Ancient scribes may have banked on blinking binary

For the Egyptians, luck may have been written in the Demon Star

The blinking of a distant star may be chronicled in an ancient Egyptian calendar created more than 3,000 years ago to distinguish lucky days from unlucky ones.

Known today as the Demon Star, the three-star system Algol sparkles in the constellation Perseus, near the eye of Medusa’s severed head. Observers on Earth can see Algol twinkling when the two closest members of the system eclipse one another: Every 2.867 days, as the dimmer star crosses between Earth and the brighter star, the Demon Star’s light appears snuffed.

A repeating pattern of similar duration appears in the Cairo Calendar, a roll of papyrus dating to 1271 B.C. that characterizes each day as all good, all bad or a mix. The occurrence of all-good days matches Algol’s brightness fluctuations, researchers from the University of Helsinki report in a paper posted April 30 on arXiv.org.

“They seem to have established rather clearly that there is a periodicity,” astrophysicist Peter Eggleton of Lawrence Livermore National Laboratory in California, says of the team’s analysis of the calendar. “What they haven’t established to my mind is that it is most likely due to a variable star.”
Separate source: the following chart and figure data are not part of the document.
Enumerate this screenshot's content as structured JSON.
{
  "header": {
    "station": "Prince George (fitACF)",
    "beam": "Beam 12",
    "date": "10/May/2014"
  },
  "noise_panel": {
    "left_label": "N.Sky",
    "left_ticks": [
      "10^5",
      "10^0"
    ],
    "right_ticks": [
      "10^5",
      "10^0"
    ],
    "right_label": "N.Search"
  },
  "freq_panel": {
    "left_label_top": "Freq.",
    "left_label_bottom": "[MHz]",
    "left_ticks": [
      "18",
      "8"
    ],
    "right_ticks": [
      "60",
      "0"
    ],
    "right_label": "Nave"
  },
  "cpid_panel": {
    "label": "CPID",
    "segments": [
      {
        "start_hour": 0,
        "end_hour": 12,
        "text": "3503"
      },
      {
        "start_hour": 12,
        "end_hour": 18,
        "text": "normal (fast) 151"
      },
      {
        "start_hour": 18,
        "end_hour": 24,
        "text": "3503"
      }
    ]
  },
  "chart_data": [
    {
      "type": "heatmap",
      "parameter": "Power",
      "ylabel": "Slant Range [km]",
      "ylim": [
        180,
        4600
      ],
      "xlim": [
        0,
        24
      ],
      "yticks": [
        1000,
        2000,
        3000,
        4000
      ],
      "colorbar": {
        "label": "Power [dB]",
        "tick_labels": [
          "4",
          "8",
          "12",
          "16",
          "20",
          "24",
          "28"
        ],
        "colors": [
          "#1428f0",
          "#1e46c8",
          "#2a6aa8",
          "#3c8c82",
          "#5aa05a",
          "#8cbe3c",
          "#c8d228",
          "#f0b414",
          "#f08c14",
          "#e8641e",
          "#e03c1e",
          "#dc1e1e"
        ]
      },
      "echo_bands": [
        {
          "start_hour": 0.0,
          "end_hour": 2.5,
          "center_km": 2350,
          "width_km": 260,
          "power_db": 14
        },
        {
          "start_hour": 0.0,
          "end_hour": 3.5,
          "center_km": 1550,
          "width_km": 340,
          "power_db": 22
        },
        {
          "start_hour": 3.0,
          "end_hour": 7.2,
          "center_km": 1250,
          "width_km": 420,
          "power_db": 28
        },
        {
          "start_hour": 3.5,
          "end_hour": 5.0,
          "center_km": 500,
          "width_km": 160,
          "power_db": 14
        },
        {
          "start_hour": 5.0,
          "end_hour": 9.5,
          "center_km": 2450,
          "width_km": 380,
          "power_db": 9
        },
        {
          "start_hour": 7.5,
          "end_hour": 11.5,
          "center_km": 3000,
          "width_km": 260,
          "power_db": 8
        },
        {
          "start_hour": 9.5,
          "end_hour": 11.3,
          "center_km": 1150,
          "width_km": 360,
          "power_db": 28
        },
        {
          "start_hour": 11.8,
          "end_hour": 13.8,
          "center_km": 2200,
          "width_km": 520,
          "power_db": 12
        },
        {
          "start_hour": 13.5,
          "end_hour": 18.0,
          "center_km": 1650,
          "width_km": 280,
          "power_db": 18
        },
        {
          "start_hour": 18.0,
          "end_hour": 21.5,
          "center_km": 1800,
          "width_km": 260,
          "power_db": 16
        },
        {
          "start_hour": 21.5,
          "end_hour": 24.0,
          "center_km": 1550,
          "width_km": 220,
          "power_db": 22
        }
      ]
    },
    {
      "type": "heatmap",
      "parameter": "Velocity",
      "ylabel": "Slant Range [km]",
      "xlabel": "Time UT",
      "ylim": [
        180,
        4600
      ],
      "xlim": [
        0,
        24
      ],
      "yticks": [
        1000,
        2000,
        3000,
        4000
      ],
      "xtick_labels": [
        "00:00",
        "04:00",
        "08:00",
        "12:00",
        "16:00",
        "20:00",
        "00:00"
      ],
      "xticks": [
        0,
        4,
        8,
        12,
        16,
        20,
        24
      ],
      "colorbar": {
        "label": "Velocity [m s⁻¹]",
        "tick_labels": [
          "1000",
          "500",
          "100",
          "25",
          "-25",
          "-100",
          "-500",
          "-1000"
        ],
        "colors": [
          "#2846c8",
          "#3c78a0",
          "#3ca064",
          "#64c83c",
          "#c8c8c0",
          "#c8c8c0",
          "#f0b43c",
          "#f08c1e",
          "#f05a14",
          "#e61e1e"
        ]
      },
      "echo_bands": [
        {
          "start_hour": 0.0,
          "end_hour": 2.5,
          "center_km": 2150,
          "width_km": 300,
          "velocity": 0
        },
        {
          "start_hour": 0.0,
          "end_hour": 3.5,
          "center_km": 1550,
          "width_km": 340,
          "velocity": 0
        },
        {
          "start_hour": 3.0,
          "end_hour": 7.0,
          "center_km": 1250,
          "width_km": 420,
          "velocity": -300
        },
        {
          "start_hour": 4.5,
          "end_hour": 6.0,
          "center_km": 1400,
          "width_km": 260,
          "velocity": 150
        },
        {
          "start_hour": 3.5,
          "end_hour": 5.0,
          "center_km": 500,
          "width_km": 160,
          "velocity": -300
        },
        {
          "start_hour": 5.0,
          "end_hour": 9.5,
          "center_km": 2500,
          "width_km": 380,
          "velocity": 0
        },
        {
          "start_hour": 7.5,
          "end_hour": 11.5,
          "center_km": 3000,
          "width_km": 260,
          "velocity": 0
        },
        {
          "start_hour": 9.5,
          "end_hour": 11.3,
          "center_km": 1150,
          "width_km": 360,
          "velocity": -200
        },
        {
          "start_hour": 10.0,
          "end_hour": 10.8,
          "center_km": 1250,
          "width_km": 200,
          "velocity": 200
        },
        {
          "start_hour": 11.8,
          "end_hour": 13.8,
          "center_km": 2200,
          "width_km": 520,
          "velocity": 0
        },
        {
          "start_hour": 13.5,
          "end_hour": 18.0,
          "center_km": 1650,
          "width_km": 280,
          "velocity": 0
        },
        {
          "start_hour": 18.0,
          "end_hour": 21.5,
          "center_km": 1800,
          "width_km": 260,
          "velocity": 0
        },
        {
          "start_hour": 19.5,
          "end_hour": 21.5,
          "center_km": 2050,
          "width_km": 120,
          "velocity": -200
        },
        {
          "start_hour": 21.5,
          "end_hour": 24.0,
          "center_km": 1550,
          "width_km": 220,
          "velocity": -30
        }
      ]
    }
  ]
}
The calendar’s oscillation is a little faster than what astrophysicists observe when they look at Algol today — 2.850 days instead of 2.867 days. But that’s relatively easy to explain — for example, the spinning stars could have slowed down a bit over the past three millennia because of magnetic interactions, stellar winds, or mass exchange, Eggleton says.

What’s lacking is any direct evidence that the Egyptians actually kept track of Algol’s twinkling while offering prognostications. 

“The lack of a firm connection to Algol makes it a bit of a leap for me,” says astronomer Bob Zavala of the U.S. Naval Observatory in Flagstaff, Ariz.

Pulling the pattern from the calendar required a feat of statistical endurance. Eventually, the researchers uncovered two oscillations: a 29.6-day cycle, and a 2.85-day cycle. “They’ve done a considerable amount of work, and quite detailed,” Zavala says.

The longer cycle is probably lunar. But at first, scientists weren’t sure what could have produced the shorter frequency.

They found their match in the General Catalogue of Variable Stars. “Nobody knew that there would be Algol in this data,” says astronomer and study coauthor Lauri Jetsu. “It was a surprise for us.”

Then, the team considered whether Algol would have been visible to ancient Egyptian scribes. Among other criteria, the scientists looked at the star’s brightness and position in the sky — and concluded that Algol’s winking would not only have been visible, but is also the only plausible source for the oscillation recorded in the calendar.

“We were initially skeptical about the result as well,” says study coauthor Sebastian Porceddu. But he points to evidence that the ancient Egyptians based festivals and calendars on mythologically important astronomical objects, and says the 2.850-day period is too significant to be accidental. “The scribes must have inserted it,” Porceddu says, noting that the team has a manuscript in preparation detailing these connections.